El final parece explicar aquello del apagón y el sueño que capturó a los adultos: una presencia no humana juega con Fede, el pequeño hermano de Alma, en el patio de la casa que finalmente encuentran. Un gesto que termina de confirmar que la imaginación y la fantasía fue acaparada por el realizador y privada a sus personajes. Y si bien es de celebrar cada incursión en el cine de género en el marco de una producción nacional que parece rechazarlo, la decisión de ubicar lo sobrenatural en un momento puntual y de invisibilizarlo el resto de la película, parece restarle fuerza a todo lo que el cine de género puede darnos.


Notas

1 El 16 de junio de 2019 se registró un apagón histórico que afectó a unos 50 millones de usuarios de Argentina, Uruguay y Paraguay. Ver aquí.

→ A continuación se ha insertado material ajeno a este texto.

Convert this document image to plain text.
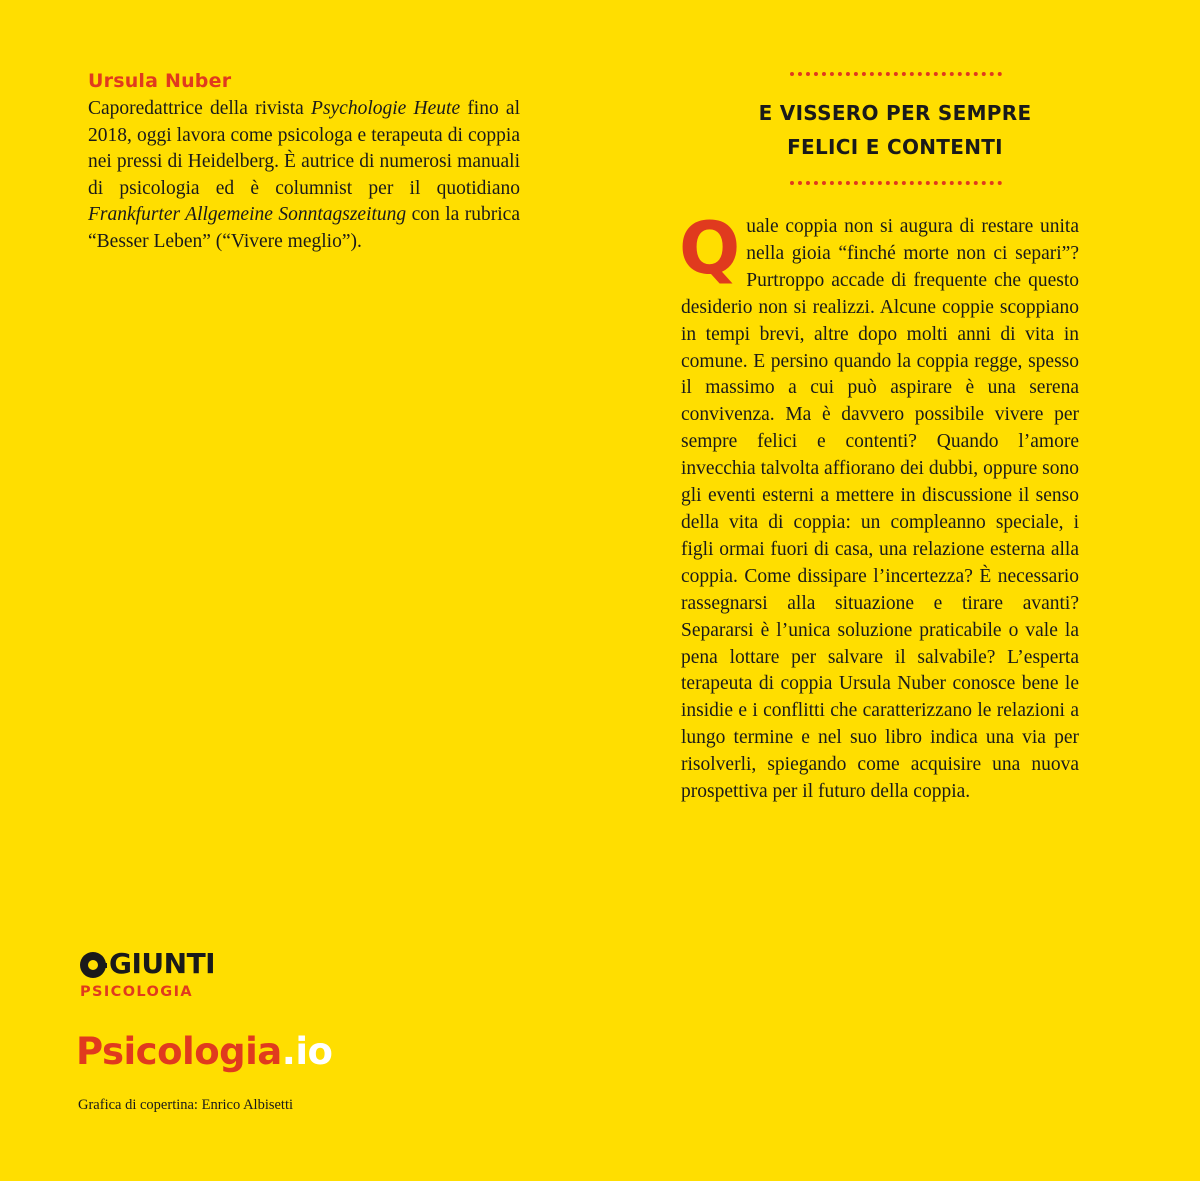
Ursula Nuber
Caporedattrice della rivista Psychologie Heute fino al 2018, oggi lavora come psicologa e terapeuta di coppia nei pressi di Heidelberg. È autrice di numerosi manuali di psicologia ed è columnist per il quotidiano Frankfurter Allgemeine Sonntagszeitung con la rubrica “Besser Leben” (“Vivere meglio”).
E VISSERO PER SEMPRE
FELICI E CONTENTI
Q uale coppia non si augura di restare unita nella gioia “finché morte non ci separi”? Purtroppo accade di frequente che questo desiderio non si realizzi. Alcune coppie scoppiano in tempi brevi, altre dopo molti anni di vita in comune. E persino quando la coppia regge, spesso il massimo a cui può aspirare è una serena convivenza. Ma è davvero possibile vivere per sempre felici e contenti? Quando l’amore invecchia talvolta affiorano dei dubbi, oppure sono gli eventi esterni a mettere in discussione il senso della vita di coppia: un compleanno speciale, i figli ormai fuori di casa, una relazione esterna alla coppia. Come dissipare l’incertezza? È necessario rassegnarsi alla situazione e tirare avanti? Separarsi è l’unica soluzione praticabile o vale la pena lottare per salvare il salvabile? L’esperta terapeuta di coppia Ursula Nuber conosce bene le insidie e i conflitti che caratterizzano le relazioni a lungo termine e nel suo libro indica una via per risolverli, spiegando come acquisire una nuova prospettiva per il futuro della coppia.

GIUNTI
PSICOLOGIA
Psicologia.io
Grafica di copertina: Enrico Albisetti
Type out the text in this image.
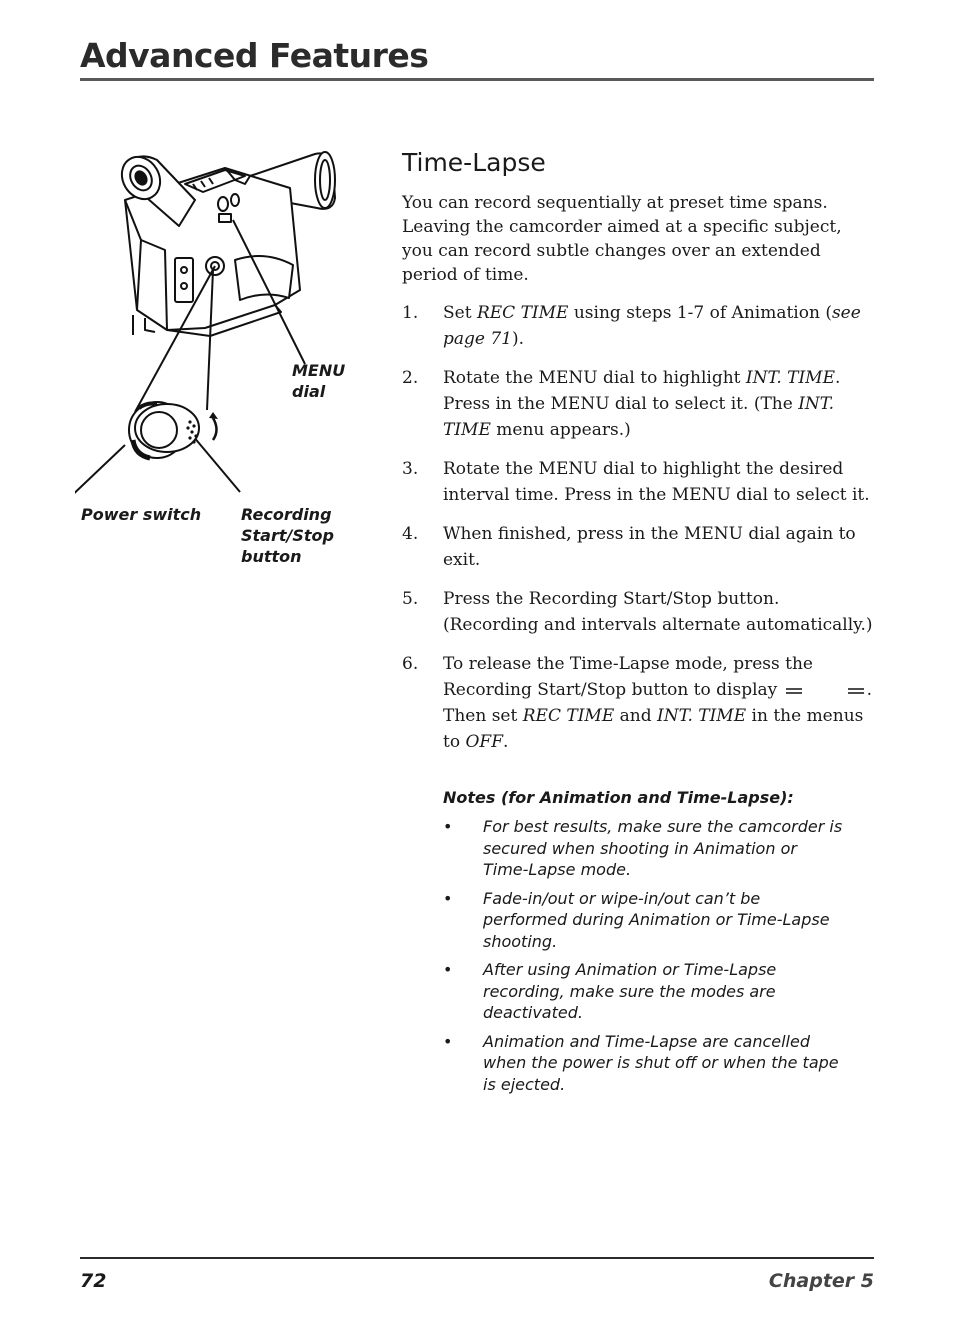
Advanced Features
MENU
dial
Power switch Recording
Start/Stop
button
Time-Lapse
You can record sequentially at preset time spans. Leaving the camcorder aimed at a specific subject, you can record subtle changes over an extended period of time.
1.	Set REC TIME using steps 1-7 of Animation (see page 71).
2.	Rotate the MENU dial to highlight INT. TIME. Press in the MENU dial to select it. (The INT. TIME menu appears.)
3.	Rotate the MENU dial to highlight the desired interval time. Press in the MENU dial to select it.
4.	When finished, press in the MENU dial again to exit.
5.	Press the Recording Start/Stop button. (Recording and intervals alternate automatically.)
6.	To release the Time-Lapse mode, press the Recording Start/Stop button to display	. Then set REC TIME and INT. TIME in the menus to OFF.
Notes (for Animation and Time-Lapse):
•	For best results, make sure the camcorder is secured when shooting in Animation or Time-Lapse mode.
•	Fade-in/out or wipe-in/out can’t be performed during Animation or Time-Lapse shooting.
•	After using Animation or Time-Lapse recording, make sure the modes are deactivated.
•	Animation and Time-Lapse are cancelled when the power is shut off or when the tape is ejected.
72	Chapter 5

2 Al llegar la primera noche, Alma y Emilia conversan:

—Se está haciendo de noche, y no hay luz.

—Vos, ¿cómo te llevas con tu mamá?

—Bien. ¿Y vos?

—Bien.

3 Ver Diego Battle aquí o Diego Lerer aquí.

4 El llanto a moco tendido del niño cuando se lo lleva el móvil de la policía, mientras mira una ciudad que ya no volverá a ver igual, ni que volverá a verlo a él mismo igual, es muestra de esto.

5 Nicolás Prividera, El país del cine. Para una historia política del nuevo cine argentino, Los Ríos Editorial, Villa Allende, 2014.

6 El valor que le da Prividera al rechazo a las “demandas” no es el mismo que le da Aguilar en Otros Mundos, donde acuña esos conceptos.

7 Nicolás Suarez propone una “economía de la mirada” desde la cual puede ser útil  preguntarse si la distribución de de las dosis de discurso verbal y no verbal no responde a fin de cuentas a un ahorro de subtítulos para el público internacional. “¿La estética es el modo de producción?”. En Después del nuevo cine. Diez miradas en torno al cine argentino contemporáneo (ed: Emilio Bernini). Buenos Aires: EUFyL.